Quelles sont vos pudeurs, vos limites ?
Fanny Ardant
 : Je n'en n'ai pas et dans cette histoire-là, j'ai eu confiance en Melvil (Poupaud) dès notre rencontre. Je voyais l'être humain, pas l'acteur ni le personnage. Rien ne m'a embarrassée. J'avais confiance en lui et en Carine. Je savais qu'elle était délicate, que son film touchait à des choses que l'on peut comprendre avec une ou deux phrases, surtout les scènes d'amour. Elle ne filmait pas comme une voyeuse. Ce n'était pas une démonstration, mais plus comme si chacun pouvait s'insinuer, comprendre les atermoiements, les hésitations, les craintes.

L'amour est-il essentiel à votre vie ?
Fanny Ardant
 : Oui ! Depuis très jeune, dès que j'ai commencé à lire, j'ai pensé que c'était la seule chose qui comptait dans la vie. L'amour a toujours été ma seule référence. Je n'étais épatée ni par l'argent, ni par la gloire, ni par le pouvoir. Ces choses sont sans intérêt, mais l'amour que je pouvais éprouver et celui des autres, celui qui me racontait, c'était ce qui était le plus magique. Une histoire d'amour intensifie la vie. Même s'il y a un début, un milieu, une fin, il y a quelque chose qui ne peut être remplacé par rien.

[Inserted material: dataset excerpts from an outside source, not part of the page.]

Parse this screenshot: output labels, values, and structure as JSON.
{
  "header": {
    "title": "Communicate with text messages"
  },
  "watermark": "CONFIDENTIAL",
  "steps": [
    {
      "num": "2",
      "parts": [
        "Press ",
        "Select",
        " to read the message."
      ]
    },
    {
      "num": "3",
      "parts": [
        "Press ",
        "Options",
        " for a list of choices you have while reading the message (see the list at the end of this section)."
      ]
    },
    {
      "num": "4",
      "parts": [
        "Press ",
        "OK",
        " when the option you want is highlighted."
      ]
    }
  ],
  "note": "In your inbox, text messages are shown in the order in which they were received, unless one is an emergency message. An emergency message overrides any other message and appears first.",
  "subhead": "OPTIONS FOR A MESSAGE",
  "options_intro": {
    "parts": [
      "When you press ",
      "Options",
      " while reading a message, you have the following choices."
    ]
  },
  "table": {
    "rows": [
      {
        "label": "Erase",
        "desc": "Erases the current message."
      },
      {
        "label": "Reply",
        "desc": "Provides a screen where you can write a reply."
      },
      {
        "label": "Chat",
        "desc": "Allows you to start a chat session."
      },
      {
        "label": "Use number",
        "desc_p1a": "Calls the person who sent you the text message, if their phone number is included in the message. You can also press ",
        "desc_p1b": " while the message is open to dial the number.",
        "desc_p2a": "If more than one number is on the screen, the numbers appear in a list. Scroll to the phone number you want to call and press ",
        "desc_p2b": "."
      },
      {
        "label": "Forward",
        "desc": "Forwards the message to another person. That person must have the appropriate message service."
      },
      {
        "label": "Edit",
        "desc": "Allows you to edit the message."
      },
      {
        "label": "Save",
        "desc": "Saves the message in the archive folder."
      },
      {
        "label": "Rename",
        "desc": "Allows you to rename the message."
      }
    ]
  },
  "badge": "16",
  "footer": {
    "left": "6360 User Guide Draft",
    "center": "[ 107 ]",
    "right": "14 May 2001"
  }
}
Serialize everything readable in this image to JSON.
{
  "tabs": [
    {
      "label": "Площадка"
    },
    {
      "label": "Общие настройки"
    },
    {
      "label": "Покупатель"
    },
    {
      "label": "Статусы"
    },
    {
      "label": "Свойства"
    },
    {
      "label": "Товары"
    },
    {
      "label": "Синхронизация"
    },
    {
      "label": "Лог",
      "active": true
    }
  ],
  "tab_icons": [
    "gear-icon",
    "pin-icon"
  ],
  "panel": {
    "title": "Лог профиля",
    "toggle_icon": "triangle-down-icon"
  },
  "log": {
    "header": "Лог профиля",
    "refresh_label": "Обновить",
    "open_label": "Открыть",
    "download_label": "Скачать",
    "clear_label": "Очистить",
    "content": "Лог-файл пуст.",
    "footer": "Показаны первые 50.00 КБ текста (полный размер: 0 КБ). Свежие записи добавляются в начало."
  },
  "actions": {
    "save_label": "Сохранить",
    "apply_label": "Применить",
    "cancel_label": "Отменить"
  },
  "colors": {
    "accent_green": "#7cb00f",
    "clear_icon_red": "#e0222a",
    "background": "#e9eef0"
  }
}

"J'ai lu comme on se drogue"

Quelles sont les grandes histoires d'amour qui vous ont marquée ?
Fanny Ardant
 : Je suis entrée dans la vie à travers les romans. Souvent à l'école, on vous dit de lire pour vous cultiver. Moi je n'ai jamais lu pour me cultiver. J'ai lu comme on se drogue. Je me suis fait une morale des hommes et des femmes dans la littérature, avant même le cinéma, par les histoires très romanesques de Balzac, Dostoïevski ou Tolstoï ou les retournements plus cruels de Maupassant ou Flaubert. J'ai lu Madame Bovary très jeune en me posant la question "est-ce que ça valait le coup ?". Ma réponse est que oui, même si ça finit mal. J'adore saisir cette attirance, par exemple pendant les spectacles. Je pense à une fois où j'assistais à un opéra de Wagner, dans une salle silencieuse. Je regardais les gens autour de moi en me disant qu'il y avait sûrement des juges, des gens très sérieux... Tous étaient fascinés par ce qui se passait sur scène. Pour chacun de nous, assis sur un siège, la seule chose qui nous poussait à vouloir savoir ce qui allait se passer, c'était l'amour. Et tant mieux !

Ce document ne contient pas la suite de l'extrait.